I work for NPR, but not for NPR News, which I think makes all of us very happy, because I can make sophomoric jokes on the air and they can maintain complete deniability.

I am, however, a big fan of NPR news, and I count many of their hosts and correspondents among my friends. So: this is a pretty pointed critique of my friends, but I found it interesting, in that it discusses one of the big underlying questions of contemporary journalism: when do you owe your audience not just the facts, but the truth? And how do you determine what that is?

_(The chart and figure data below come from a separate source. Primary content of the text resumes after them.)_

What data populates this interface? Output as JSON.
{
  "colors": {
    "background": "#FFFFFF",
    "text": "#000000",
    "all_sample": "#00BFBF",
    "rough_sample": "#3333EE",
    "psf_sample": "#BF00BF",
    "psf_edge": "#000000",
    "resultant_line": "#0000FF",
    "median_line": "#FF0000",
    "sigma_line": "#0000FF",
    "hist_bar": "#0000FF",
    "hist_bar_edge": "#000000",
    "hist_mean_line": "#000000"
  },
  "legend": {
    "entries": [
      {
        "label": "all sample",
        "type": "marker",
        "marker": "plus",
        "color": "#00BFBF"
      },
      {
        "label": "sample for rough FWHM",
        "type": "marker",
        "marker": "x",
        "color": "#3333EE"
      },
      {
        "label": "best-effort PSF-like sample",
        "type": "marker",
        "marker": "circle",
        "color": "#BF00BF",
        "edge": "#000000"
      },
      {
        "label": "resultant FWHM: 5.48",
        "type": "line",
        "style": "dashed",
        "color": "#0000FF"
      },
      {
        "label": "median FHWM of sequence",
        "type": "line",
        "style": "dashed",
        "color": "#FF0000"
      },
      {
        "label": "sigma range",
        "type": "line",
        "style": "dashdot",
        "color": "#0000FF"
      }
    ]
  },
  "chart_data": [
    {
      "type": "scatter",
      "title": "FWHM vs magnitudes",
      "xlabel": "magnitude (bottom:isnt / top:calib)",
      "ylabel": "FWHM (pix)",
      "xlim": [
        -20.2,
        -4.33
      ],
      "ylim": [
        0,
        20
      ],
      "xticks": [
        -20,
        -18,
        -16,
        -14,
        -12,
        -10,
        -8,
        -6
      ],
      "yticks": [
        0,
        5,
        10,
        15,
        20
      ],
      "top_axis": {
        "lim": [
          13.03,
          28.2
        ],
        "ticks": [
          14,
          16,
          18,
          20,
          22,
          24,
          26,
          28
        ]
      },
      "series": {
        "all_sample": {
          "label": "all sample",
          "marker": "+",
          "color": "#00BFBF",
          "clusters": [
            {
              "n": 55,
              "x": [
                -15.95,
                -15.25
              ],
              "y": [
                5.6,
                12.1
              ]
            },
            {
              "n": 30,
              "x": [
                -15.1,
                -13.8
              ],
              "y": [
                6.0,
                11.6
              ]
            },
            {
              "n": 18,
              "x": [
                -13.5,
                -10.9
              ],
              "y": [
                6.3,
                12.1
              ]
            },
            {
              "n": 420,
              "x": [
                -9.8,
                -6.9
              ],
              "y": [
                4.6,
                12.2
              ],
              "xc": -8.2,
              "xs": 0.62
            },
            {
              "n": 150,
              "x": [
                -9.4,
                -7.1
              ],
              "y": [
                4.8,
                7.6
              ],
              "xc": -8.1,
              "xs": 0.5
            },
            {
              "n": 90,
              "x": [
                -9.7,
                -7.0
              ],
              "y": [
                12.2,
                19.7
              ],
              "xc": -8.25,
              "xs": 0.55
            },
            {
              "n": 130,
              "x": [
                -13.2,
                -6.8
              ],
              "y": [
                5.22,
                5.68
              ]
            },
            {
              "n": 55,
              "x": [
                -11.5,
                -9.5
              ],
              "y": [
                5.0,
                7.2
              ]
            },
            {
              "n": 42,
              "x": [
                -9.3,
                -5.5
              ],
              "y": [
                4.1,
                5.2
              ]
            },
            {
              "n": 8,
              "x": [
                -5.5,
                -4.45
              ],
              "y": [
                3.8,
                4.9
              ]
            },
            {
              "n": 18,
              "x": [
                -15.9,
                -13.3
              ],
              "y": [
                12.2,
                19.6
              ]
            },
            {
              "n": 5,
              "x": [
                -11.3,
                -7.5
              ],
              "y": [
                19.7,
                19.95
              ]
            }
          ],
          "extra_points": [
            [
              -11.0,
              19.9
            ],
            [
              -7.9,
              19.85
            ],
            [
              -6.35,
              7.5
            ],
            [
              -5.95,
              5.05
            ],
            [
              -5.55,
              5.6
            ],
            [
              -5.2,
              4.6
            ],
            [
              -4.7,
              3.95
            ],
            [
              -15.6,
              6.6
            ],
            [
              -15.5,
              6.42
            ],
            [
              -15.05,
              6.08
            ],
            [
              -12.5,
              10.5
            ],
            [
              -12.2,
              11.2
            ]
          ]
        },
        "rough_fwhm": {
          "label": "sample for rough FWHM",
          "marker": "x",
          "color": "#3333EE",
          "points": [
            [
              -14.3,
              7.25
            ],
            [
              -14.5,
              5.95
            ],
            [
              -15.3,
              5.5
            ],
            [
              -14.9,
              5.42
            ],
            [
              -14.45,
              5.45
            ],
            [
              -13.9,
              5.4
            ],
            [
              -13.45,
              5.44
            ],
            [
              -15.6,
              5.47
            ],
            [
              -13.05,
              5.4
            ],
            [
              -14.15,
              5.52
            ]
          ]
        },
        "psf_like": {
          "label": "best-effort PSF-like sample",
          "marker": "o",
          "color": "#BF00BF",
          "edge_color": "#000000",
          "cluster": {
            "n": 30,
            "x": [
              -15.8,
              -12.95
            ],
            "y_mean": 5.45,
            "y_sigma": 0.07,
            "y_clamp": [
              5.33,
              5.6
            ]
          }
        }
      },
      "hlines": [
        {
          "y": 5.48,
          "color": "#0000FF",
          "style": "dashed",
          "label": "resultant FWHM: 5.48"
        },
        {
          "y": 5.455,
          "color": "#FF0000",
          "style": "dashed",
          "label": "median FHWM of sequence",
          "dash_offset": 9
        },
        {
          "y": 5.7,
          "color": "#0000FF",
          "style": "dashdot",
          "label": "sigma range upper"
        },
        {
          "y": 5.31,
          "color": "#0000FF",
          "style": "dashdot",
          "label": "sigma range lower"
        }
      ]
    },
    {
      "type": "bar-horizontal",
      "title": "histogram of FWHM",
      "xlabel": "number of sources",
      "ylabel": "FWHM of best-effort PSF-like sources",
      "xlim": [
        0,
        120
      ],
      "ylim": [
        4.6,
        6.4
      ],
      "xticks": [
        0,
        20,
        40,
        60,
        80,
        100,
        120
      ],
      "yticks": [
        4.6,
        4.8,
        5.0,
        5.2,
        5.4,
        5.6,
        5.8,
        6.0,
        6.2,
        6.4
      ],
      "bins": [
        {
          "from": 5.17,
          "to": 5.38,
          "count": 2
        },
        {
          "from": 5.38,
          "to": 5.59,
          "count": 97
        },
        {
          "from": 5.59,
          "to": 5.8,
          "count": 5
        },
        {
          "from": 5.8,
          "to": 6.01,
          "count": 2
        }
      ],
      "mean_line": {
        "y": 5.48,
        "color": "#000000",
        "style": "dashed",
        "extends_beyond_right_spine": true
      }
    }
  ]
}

4 Responses to The Production of Innocence

  1. NefariousNewt September 27, 2011 at 1:58 pm #

    Facts are what they are; truth is what you decide it is. People are conditioned in our modern, information-oriented era, to accept what they see, or hear, or read, with very little filtering, perhaps assuming — rightly or wrongly — that the old ways of communicating news are still in force. Make no mistake, though: the days of Murrow’s Boys & Walter Cronkite holding your rapt attention with his fatherly voice are long over. Fact is no longer king, if it ever was.

    People have a legitimate complaint. NPR is the closest thing to vox populi that we have now in the news arena, the last untainted source for straight-forward, unambiguous reporting. When NPR finds that it cannot cover a story, or cannot sift through the bones of a story thoroughly enough to present an in-depth set of details to allow us to make up our own minds, we are left with a sense of foreboding, as if an important tool passed to us through generations no longer works and can no longer be repaired or replaced.

    I’m not asking NPR to make up my mind for me, only to supply me with the facts that allow me to do that in venues where I do not have the time and resources to compile the requisite information. I know it’s hard, and I know it costs money, but it’s important to me and everyone else in this nation that someone still does this work right.

  2. Cristóbal Palmer September 28, 2011 at 1:04 pm #

    Is there a link missing in the post? Maybe “this is a pretty pointed critique” should be a link? I guess I’m wondering where the pointed critique actually is. :)

    • peter September 28, 2011 at 3:39 pm #

      Click on the title of the post, it’ll take you there.

  3. Mayson Lancaster September 29, 2011 at 1:23 pm #

    When? Always. If you dispense facts, while hiding the truth, you’re a liar. That is not journalism, though it often plays it on TV (and NPR).